I keep getting excited when I see dark clouds and hear thunder. And then nothing happens. As Paddy said tonight, 'You just never can tell with the weather in Colorado. It can change just like that....."
Bee is amazed I have some CDs downloaded from iTunes that 'even her friends listen to.'
God forbid. . . . .
So I hope I have never implied I am a patient, flawless type of person.... HA! There are many many big subjects that I could pick to rant on about in the world......but on a much smaller scale, here are my Thursday Thirteen....
Mum of 4's PET PEEVES
1. People who take the last cookie/packet out of the box but STILL LEAVE THE EMPTY BOX in the pantry. ***
2. Customers who load all of their groceries onto the conveyabelt at the cash register, but can't be arsed to put the little divider thingy on after their purchases....and make no effort to pass it to you even though they can see you leaning over and nearly breaking a rib to reach it so you can start unloading your cart..
3. People who use the last of the toilet roll and don't get a new one - or they do get a new one but can't be bothered to put it on the toilet roll holder properly. ***
4. Drivers who don't indicate their turns. Happens ALL THE TIME over here are using your indicator (signalling) seems to be connected to whether you feel like it, rather than to tell other drivers which way you are going.... (plus being allowed to overtake from any lane, they really do need it more over here).....
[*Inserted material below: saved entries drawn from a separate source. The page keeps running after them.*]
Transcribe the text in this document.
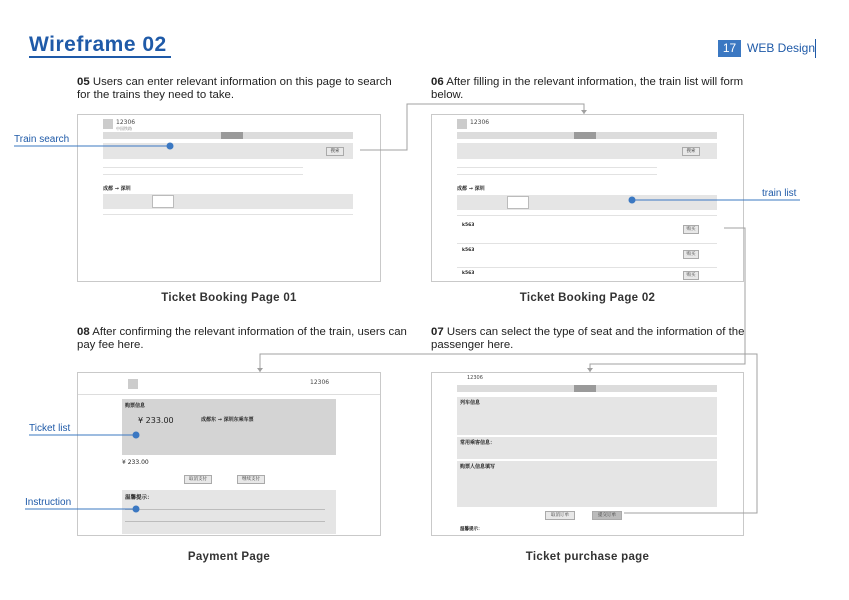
Wireframe 02	17 WEB Design
05 Users can enter relevant information on this page to search for the trains they need to take.
06 After filling in the relevant information, the train list will form below.
08 After confirming the relevant information of the train, users can pay fee here.
07 Users can select the type of seat and the information of the passenger here.
12306
中国铁路
搜索
成都 → 深圳
Ticket Booking Page 01
12306
搜索
成都 → 深圳
k563
购买
k563
购买
k563	购买
Ticket Booking Page 02
12306
购票信息
¥ 233.00	成都东 → 深圳东乘车票
¥ 233.00
取消支付	继续支付
温馨提示：
Payment Page
12306
列车信息
常用乘客信息：
购票人信息填写
取消订单	提交订单
温馨提示：
Ticket purchase page
Train search
train list
Ticket list
Instruction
5. People's answering machines where they have their kids doing their message. Cute - for those who know the kids perhaps but even then, only the first time. I have a friend who not only has her little boy taking the longest time to say the whole Spiel, but you can actually hear her prompting him with his bloody name in the background.
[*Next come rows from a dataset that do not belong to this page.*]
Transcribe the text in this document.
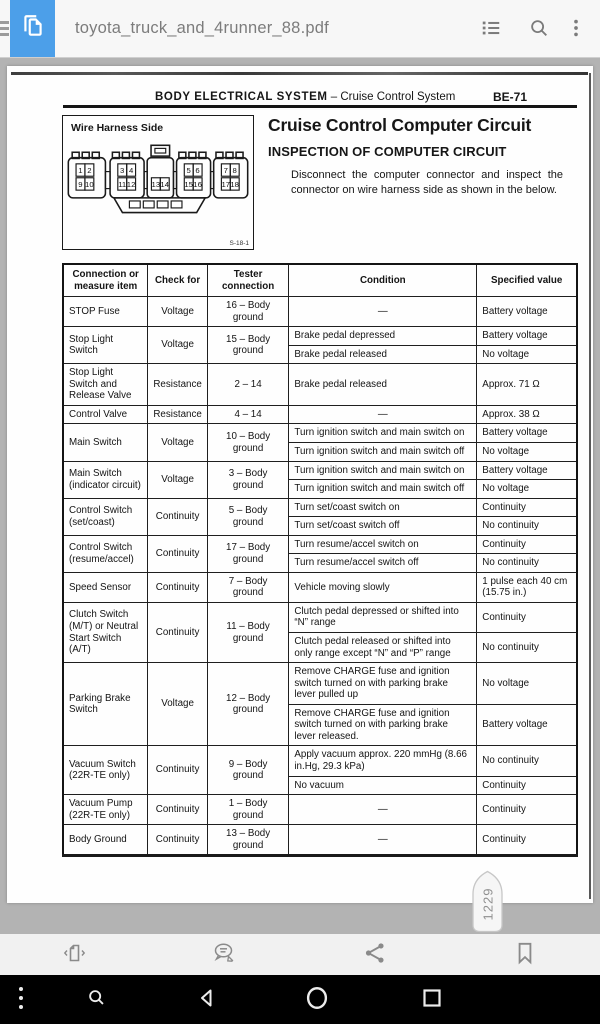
toyota_truck_and_4runner_88.pdf
BODY ELECTRICAL SYSTEM – Cruise Control System	BE-71
Wire Harness Side
1 2	3 4	5 6 7 8
9 10 11 12 13 14 15 16 17 18
S-18-1
Cruise Control Computer Circuit
INSPECTION OF COMPUTER CIRCUIT

Disconnect the computer connector and inspect the connector on wire harness side as shown in the below.

Connection or measure item	Check for	Tester connection	Condition	Specified value
STOP Fuse	Voltage	16 – Body ground	—	Battery voltage
Stop Light Switch	Voltage	15 – Body ground	Brake pedal depressed	Battery voltage
			Brake pedal released	No voltage
Stop Light Switch and Release Valve	Resistance	2 – 14	Brake pedal released	Approx. 71 Ω
Control Valve	Resistance	4 – 14	—	Approx. 38 Ω
Main Switch	Voltage	10 – Body ground	Turn ignition switch and main switch on	Battery voltage
			Turn ignition switch and main switch off	No voltage
Main Switch (indicator circuit)	Voltage	3 – Body ground	Turn ignition switch and main switch on	Battery voltage
			Turn ignition switch and main switch off	No voltage
Control Switch (set/coast)	Continuity	5 – Body ground	Turn set/coast switch on	Continuity
			Turn set/coast switch off	No continuity
Control Switch (resume/accel)	Continuity	17 – Body ground	Turn resume/accel switch on	Continuity
			Turn resume/accel switch off	No continuity
Speed Sensor	Continuity	7 – Body ground	Vehicle moving slowly	1 pulse each 40 cm (15.75 in.)
Clutch Switch (M/T) or Neutral Start Switch (A/T)	Continuity	11 – Body ground	Clutch pedal depressed or shifted into “N” range	Continuity
			Clutch pedal released or shifted into only range except “N” and “P” range	No continuity
Parking Brake Switch	Voltage	12 – Body ground	Remove CHARGE fuse and ignition switch turned on with parking brake lever pulled up	No voltage
			Remove CHARGE fuse and ignition switch turned on with parking brake lever released.	Battery voltage
Vacuum Switch (22R-TE only)	Continuity	9 – Body ground	Apply vacuum approx. 220 mmHg (8.66 in.Hg, 29.3 kPa)	No continuity
			No vacuum	Continuity
Vacuum Pump (22R-TE only)	Continuity	1 – Body ground	—	Continuity
Body Ground	Continuity	13 – Body ground	—	Continuity
1229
6. Over zealous parenting. By that I mean the who-ha you often see here for the most mundane of tasks. ie. "Johnny used a Kleenex all by himself! Way to go, dude. You are DA MAN. High five buddy! Good job" etc for the kids just blowing his bloody nose or whatever other normal thing they are doing.....
7. Going to get in the car and finding it has NO PETROL in it. Dude, there are little pings and lights going on to make you aware of this - it is not rocket science!!! *** (Worst case of this was many years ago staying in Yosemite where we needed to get Bee as a baby, to the Emergency Room in the middle of the night and we had no friggin' petrol and didn't know if we could get there without chugging to a halt.......).
8. Those nearest and dearest to you going off to bed WITHOUT saying GOODNIGHT.
9. Opening containers, but not properly - so the other 29 servings of rice krispies don't have a cat in hells chance of getting out without going all over the work surfaces.....or sort of taking the wrapper off the butter, but not properly......
10. People who go away on business trips but still leave their alarm set to a ridiculously early time. This is also the same peeve as those who get up before their alarm but still leave it set to go off. Or kids who can't set alarm clocks at all, but press several buttons so it goes off in the middle of the night, but they sleep through it . . . . ***
11. Drivers who park in handicapped parking spaces (even for a minute) when they are not disabled. Should be clamped instantly. No exceptions.
12. The Americans I meet who 'ASSUME' I am from London, just because I say I am from England.....
13. The spam you get in the snail mail, where they send you a real cheque/check but in tiny tiny print they have a clause that says by cashing the cheque you are signing up for a lifetime of annoying services that are then exceedingly difficult to get out of. . . . usually for something you have no interest in whatsoever -
*** 'could' apply to current husband close family member/s.
Any of those wind you up or am I just the most uptight, irritable / irritating person on the planet?